= Deborah M. Pearsall =

American archaeologist (born 1950)

Deborah M. Pearsall (born 1950) is an American archaeologist who specializes in paleoethnobotany. She maintains an online phytolith database. She was a full professor in the Department of Anthropology at the University of Missouri in Columbia, Missouri, where she first began working in 1978 for 35 years. She is still in the department as a professor emerita after retiring in 2013.

==Life==
Pearsall received her Ph.D. in anthropology from the University of Illinois at Urbana-Champaign in 1979, with a dissertation titled The Application of Ethnobotanical Techniques to the Problem of Subsistence in the Ecuadorian Formative.
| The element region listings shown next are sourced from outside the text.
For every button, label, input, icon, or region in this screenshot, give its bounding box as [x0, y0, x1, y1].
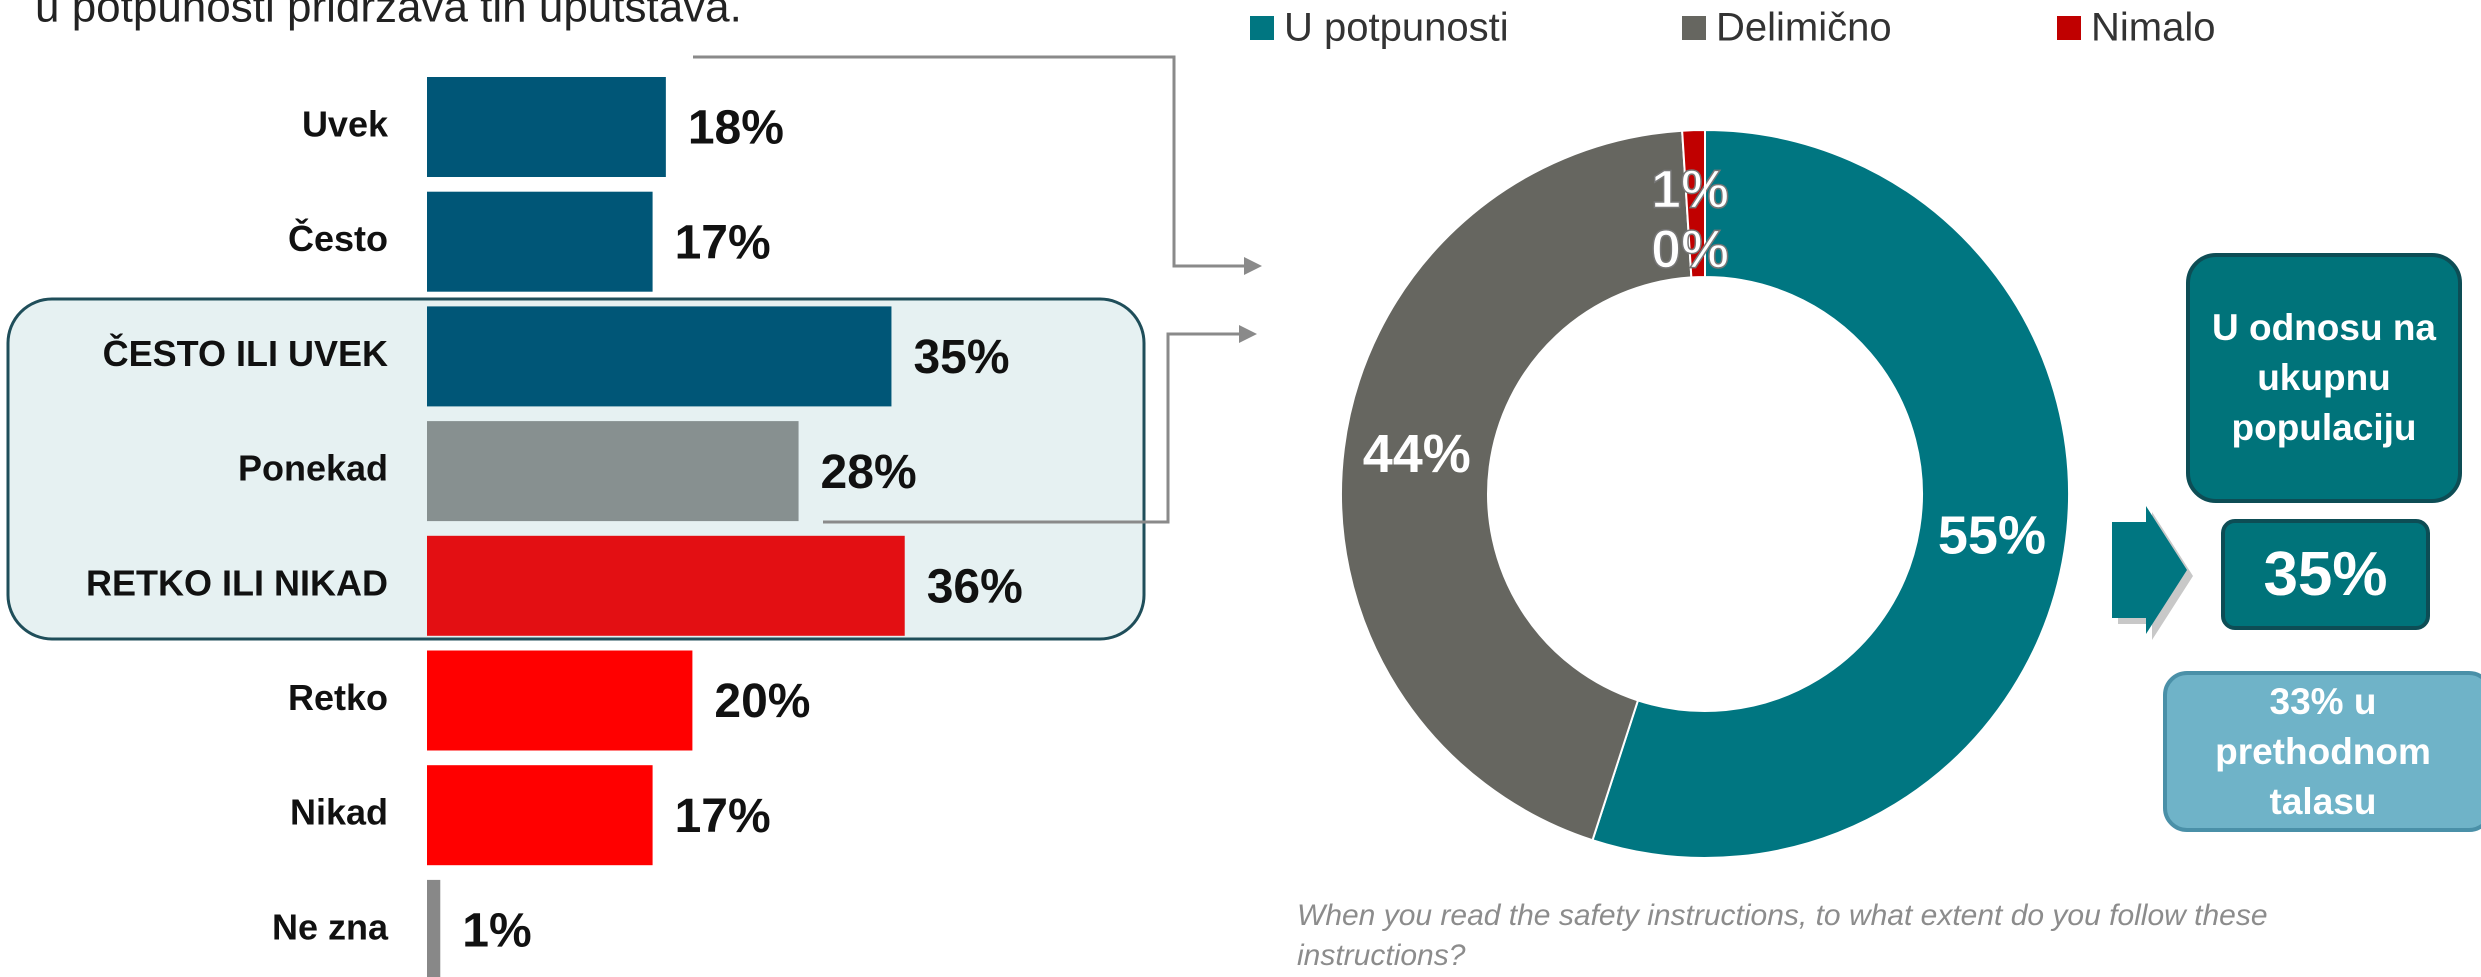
- bar: [427, 650, 693, 751]
- value-label: 20%: [714, 675, 810, 728]
- bar: [427, 306, 892, 407]
- arrow-head: [1239, 325, 1257, 343]
- bar: [427, 191, 653, 292]
- slice-label: 0%: [1651, 219, 1729, 279]
- category-label: Ne zna: [272, 906, 389, 947]
- bar: [427, 765, 653, 866]
- legend-label: Nimalo: [2091, 6, 2215, 50]
- callout-previous: 33% u prethodnom talasu: [2163, 671, 2481, 832]
- value-label: 35%: [913, 331, 1009, 384]
- callout-value: 35%: [2221, 519, 2430, 630]
- value-label: 17%: [675, 790, 771, 843]
- bar: [427, 879, 441, 977]
- category-label: Ponekad: [238, 448, 388, 489]
- callout-box: U odnosu na ukupnu populaciju: [2186, 253, 2462, 503]
- category-label: Retko: [288, 677, 388, 718]
- value-label: 1%: [462, 905, 531, 958]
- chart-title: u potpunosti pridržava tih uputstava.: [35, 0, 742, 32]
- bar: [427, 535, 905, 636]
- arrow-head: [1244, 257, 1262, 275]
- legend-label: U potpunosti: [1284, 6, 1509, 50]
- block-arrow: [2112, 506, 2187, 634]
- legend-swatch: [2057, 16, 2081, 40]
- bar: [427, 421, 799, 522]
- category-label: Uvek: [302, 104, 389, 145]
- legend-label: Delimično: [1716, 6, 1892, 50]
- connectors: [693, 55, 1250, 524]
- value-label: 28%: [821, 446, 917, 499]
- slice-label: 55%: [1938, 506, 2046, 566]
- legend-swatch: [1250, 16, 1274, 40]
- question-note: When you read the safety instructions, t…: [1297, 899, 2268, 972]
- slice-label: 1%: [1651, 159, 1729, 219]
- donut-slice: [1340, 129, 1693, 842]
- donut-slice: [1591, 128, 2070, 859]
- value-label: 17%: [675, 216, 771, 269]
- category-label: RETKO ILI NIKAD: [86, 562, 388, 603]
- value-label: 36%: [927, 560, 1023, 613]
- legend-swatch: [1682, 16, 1706, 40]
- category-label: ČESTO ILI UVEK: [103, 332, 388, 374]
- category-label: Nikad: [290, 792, 388, 833]
- category-label: Često: [288, 217, 388, 259]
- bar: [427, 77, 666, 177]
- slice-label: 44%: [1363, 424, 1471, 484]
- value-label: 18%: [688, 102, 784, 155]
Pearsall was awarded the 2002 Fryxell Award for Exceptional Interdisciplinary Research by the Society for American Archaeology. In 2020, she received the Distinguished Ethnobiologist Award by the Society of Ethnobiology.

==Selected publications==

- Pearsall, D. M. 1993 "Contributions of Phytolith Analysis for Reconstructing Subsistence: Examples from Research in Ecuador." Pearsall, D. M. and Piperno, D. R. MASCA: Current Research in Phytolith Analysis: Applications in Archaeology and Paleoecology 10, 109-122.
- Pearsall, D. M. 2000 Paleoethnobotany: A Handbook of Procedures.
- Pearsall, D. M. 2002 "Maize is Still Ancient in Prehistoric Ecuador: The View from Real Alto, with Comments on Staller and Thompson." Journal of Archaeological Science 29:51-55.
- Pearsall, D. M., K. Chandler-Ezell, and J. A. Zeidler. 2004 "Maize in Ancient Ecuador: Results of Residue Analysis of Stone Tools from the Real Alto Site." Journal of Archaeological Science 31:423-442.
- Pearsall, D. M. and D. R. Piperno. 1990 "Antiquity of Maize Cultivation in Ecuador: Summary and Reevaluation of the Evidence." American Antiquity 55(2):324-337.
- Pearsall, D. M. 2003 "Integrating biological Data: Phytoliths and Starch grains, Health and Diet, at Real Alto, Ecuador." In Phytolith and Starch Research in the Australian-Pacific-Asian Regions: The State of the Art. Edited by D. M. Hart and L. A. Wallis. Terra Australis 19, Pandanus Books.
- Newsom, L. A. and D. M. Pearsall. 2003 "Trends in Caribbean Archaeobotany." pp. 347–412 in People and Plants in Ancient Eastern North America, edited by P. Minnis. Smithsonian Institution Press, Washington, D.C.
- Pearsall, D. M. 2006 "Modeling Agriculture through the Paleoenvironmental Record: Theoretical and Methodological Issues. In Rethinking Agriculture: Archaeological and Ethnoarchaeological Perspectives. Edited by T. P. Denham, J. Iriarte, and L. Vrydaghs. University College London Press.
- Pearsall, D. M. (ed.) 2008 Encyclopedia or Archaeology. Academic Press, San Diego and Oxford, UK.